Les tensions internationales s'intensifient après l'opération militaire surprise des États-Unis à Caracas, où le président vénézuélien Nicolás Maduro aurait été capturé et exfiltré. Donald Trump a qualifié l'opération de 'réussie', suscitant une onde de choc à travers le monde.
En France, les dirigeants des partis de gauche ont immédiatement réagi à cette intervention, dénonçant ce qu'ils qualifient de 'agression militaire' et mettant en avant l''effondrement du droit international'. Jean-Luc Mélenchon, leader de La France Insoumise, a affirmé que cette opération représente un 'danger pour la paix' et un déni flagrant du droit des nations à l'autodétermination.

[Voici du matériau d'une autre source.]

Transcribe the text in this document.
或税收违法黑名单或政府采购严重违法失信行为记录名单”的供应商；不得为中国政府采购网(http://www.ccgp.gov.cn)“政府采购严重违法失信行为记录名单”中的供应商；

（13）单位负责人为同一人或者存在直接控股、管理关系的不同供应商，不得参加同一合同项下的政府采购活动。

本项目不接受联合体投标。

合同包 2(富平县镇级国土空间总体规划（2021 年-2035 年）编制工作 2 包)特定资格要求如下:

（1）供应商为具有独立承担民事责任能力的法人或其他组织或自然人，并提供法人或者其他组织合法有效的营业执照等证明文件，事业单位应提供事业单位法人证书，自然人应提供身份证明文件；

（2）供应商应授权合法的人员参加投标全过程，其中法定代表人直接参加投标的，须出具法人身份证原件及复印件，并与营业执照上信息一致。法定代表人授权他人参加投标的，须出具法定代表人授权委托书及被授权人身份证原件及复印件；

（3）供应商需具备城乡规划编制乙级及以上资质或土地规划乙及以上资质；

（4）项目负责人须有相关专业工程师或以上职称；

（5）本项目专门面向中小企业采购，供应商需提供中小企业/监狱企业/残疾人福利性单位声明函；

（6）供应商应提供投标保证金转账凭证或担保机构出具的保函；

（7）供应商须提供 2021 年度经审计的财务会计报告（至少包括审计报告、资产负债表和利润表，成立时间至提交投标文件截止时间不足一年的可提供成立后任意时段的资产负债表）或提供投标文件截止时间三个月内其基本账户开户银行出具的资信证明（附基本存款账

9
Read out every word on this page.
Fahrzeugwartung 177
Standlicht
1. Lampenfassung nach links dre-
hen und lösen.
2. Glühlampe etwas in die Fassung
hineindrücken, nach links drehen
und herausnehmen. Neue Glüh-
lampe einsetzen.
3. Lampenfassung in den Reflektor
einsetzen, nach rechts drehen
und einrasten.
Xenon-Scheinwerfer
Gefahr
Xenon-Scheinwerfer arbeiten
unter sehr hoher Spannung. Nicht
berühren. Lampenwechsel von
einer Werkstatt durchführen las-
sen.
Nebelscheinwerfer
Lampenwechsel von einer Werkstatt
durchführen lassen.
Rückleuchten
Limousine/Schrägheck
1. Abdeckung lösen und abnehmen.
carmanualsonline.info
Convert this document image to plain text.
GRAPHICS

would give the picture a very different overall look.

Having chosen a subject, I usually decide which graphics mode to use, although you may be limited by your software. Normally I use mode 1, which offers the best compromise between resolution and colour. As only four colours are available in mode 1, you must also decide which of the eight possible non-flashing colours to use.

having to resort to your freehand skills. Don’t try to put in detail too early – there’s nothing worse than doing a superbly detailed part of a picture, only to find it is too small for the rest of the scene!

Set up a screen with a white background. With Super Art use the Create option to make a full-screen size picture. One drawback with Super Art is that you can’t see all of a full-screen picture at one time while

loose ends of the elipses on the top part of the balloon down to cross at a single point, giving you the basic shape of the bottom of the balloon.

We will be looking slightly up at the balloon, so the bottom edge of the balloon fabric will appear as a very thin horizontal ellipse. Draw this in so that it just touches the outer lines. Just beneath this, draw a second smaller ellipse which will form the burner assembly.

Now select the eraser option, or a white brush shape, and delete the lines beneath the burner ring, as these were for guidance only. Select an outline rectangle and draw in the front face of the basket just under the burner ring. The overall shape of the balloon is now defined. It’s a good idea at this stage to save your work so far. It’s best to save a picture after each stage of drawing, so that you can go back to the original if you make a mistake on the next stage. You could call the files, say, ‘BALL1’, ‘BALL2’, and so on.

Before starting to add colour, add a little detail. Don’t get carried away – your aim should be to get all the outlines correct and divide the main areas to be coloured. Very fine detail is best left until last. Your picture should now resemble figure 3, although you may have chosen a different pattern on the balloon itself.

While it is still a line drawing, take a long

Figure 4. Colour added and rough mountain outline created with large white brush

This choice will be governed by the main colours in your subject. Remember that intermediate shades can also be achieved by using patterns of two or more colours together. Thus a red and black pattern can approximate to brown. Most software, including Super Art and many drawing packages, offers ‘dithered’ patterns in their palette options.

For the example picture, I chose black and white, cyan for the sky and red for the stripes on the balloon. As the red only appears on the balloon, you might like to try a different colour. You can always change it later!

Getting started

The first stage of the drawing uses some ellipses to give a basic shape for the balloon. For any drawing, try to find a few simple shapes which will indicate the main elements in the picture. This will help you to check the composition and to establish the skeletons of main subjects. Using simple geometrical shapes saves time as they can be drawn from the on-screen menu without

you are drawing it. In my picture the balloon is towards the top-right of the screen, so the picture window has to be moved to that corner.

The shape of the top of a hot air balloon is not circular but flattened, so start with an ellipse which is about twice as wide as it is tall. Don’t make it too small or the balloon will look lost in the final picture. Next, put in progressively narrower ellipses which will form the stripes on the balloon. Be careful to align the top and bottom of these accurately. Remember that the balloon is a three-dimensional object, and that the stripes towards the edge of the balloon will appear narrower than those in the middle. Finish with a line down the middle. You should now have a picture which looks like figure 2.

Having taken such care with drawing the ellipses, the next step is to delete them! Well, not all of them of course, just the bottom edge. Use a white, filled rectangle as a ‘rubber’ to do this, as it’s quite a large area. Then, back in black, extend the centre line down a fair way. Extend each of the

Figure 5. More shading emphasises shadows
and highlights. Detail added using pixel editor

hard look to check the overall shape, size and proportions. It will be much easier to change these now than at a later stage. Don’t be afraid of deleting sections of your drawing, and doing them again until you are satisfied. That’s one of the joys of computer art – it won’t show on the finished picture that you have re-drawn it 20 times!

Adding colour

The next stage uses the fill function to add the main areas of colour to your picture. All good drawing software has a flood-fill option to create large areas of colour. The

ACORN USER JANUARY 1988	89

Marine Tondelier, secrétaire nationale d'Europe Écologie Les Verts, a souligné l'importance de la diplomatie dans les relations internationales, arguant que 'la force ne peut jamais être une solution'. Olivier Faure, premier secrétaire du Parti Socialiste, a rejoint le chœur des critiques, en appelant à une 'réaction unie de l'Europe' pour condamner cette action militaire.
D'autres voix, comme celle de l'historien Jean-Pierre Filiu, rappellent que les tensions entre les États-Unis et le Venezuela remontent à des décennies, ajoutant 'Cette opération militaire est le reflet d'une politique étrangère agressive qui ignore les conséquences sur la population vénézuélienne.' Pendant ce temps, le gouvernement de Maduro a annoncé un 'déploiement massif' de ses forces armées pour contrer cette 'grave agression'.
Alors que l'ONU et d'autres organisations internationales scrutent la situation, la France pourrait jouer un rôle crucial dans la médiation des conflits et la protection du droit international. La réaction des dirigeants politiques français souligne la nécessité d'une approche collective face à la montée des tensions internationales.